"Die Krise haben
Pragmatiker produziert"

Autor legt seinen großen EU-Roman "Die Hauptstadt" vor

Mit "Die Hauptstadt" legt Robert Menasse nun seinen mit Spannung erwarteten Großroman zu Europa in unserer Zeit vor.

von Robert Menasse - "Die Krise haben
Pragmatiker produziert" © Bild: Daniel LEAL-OLIVAS / AFP

Die Krise der Gemeinschaft hätten die Pragmatiker produziert - nicht die Utopisten, unterstreicht Menasse kurz vor der Veröffentlichung seines Werks gegenüber der APA. Seine Conclusio ist deshalb eindeutig: "Wir müssten die EU [...] neu gründen."

APA: Die Idee eines großen europäischen Romans stand ja bereits im Raum, als Sie vor einigen Jahren vorübergehend nach Brüssel gezogen sind. In der Folge meinten Sie allerdings, Sie hätten "Skrupel" gegenüber dem Format. Hat sich diese mittlerweile gelegt?

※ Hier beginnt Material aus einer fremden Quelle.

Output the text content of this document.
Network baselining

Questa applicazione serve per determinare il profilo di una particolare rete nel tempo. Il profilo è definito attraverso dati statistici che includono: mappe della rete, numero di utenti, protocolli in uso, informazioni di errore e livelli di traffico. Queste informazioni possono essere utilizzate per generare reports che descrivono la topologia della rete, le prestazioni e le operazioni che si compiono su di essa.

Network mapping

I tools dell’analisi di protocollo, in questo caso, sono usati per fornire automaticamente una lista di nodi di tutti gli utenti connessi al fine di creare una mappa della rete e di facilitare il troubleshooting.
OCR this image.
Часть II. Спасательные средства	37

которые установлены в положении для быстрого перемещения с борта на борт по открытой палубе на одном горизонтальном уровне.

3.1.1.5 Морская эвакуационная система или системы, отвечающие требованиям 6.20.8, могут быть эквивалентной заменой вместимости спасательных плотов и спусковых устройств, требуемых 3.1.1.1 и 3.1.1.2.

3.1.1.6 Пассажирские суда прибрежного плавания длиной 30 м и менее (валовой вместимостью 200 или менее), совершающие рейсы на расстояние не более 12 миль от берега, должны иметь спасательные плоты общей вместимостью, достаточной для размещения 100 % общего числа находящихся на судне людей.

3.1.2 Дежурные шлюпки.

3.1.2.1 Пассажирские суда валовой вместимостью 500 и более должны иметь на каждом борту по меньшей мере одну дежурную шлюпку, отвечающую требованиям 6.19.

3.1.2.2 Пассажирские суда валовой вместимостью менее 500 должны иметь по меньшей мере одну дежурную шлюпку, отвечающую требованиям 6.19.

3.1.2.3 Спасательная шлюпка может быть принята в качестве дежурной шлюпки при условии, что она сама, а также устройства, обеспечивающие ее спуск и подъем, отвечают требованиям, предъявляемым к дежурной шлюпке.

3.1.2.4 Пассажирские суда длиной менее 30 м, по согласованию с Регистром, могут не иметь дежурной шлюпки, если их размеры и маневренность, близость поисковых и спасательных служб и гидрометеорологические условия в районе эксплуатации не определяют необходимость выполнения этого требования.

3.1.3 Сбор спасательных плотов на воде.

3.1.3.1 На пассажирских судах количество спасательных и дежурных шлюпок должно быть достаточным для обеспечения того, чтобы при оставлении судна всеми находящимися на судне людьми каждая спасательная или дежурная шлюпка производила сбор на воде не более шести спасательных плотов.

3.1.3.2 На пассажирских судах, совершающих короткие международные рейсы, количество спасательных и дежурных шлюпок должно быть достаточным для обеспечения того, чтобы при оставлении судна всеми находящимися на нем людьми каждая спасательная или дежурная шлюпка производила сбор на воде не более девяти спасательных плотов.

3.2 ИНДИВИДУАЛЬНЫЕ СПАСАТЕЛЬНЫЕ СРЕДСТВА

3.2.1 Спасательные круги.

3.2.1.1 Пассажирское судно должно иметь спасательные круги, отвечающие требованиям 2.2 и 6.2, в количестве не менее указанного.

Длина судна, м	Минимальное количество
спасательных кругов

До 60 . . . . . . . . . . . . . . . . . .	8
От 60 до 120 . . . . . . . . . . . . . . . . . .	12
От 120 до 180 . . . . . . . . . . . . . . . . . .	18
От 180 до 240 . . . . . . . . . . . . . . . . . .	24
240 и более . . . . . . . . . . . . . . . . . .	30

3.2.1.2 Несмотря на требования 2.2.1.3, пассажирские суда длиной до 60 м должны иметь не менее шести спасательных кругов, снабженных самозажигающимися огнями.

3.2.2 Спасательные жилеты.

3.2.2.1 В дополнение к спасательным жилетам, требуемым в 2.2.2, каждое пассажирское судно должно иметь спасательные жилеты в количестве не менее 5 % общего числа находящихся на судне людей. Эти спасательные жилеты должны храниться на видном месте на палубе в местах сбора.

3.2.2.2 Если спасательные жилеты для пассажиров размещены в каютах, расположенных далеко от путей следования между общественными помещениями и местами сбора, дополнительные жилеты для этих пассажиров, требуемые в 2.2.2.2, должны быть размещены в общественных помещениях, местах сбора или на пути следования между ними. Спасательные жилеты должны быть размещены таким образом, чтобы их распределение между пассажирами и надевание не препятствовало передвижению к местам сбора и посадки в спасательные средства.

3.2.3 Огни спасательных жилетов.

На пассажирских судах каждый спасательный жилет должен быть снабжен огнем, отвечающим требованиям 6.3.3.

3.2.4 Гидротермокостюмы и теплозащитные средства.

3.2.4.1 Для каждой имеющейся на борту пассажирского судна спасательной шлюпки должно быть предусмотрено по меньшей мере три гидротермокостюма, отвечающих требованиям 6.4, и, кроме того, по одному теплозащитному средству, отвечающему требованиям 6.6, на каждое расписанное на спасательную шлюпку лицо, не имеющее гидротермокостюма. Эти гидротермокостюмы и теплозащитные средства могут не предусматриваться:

Robert Menasse: Skrupel in Hinblick auf so einen Anspruch kann man gar nicht loswerden, wenn man bei Sinnen ist. Aber deswegen muss man dennoch beginnen, versuchen, noch einmal beginnen, wieder versuchen.

APA: Sehen Sie die Form des Romans im Gegensatz zu engagierten Reden als Möglichkeit, über jenes Biotop der Überzeugten hinaus wirksam zu werden, die man ohnedies nicht mehr überzeugen muss?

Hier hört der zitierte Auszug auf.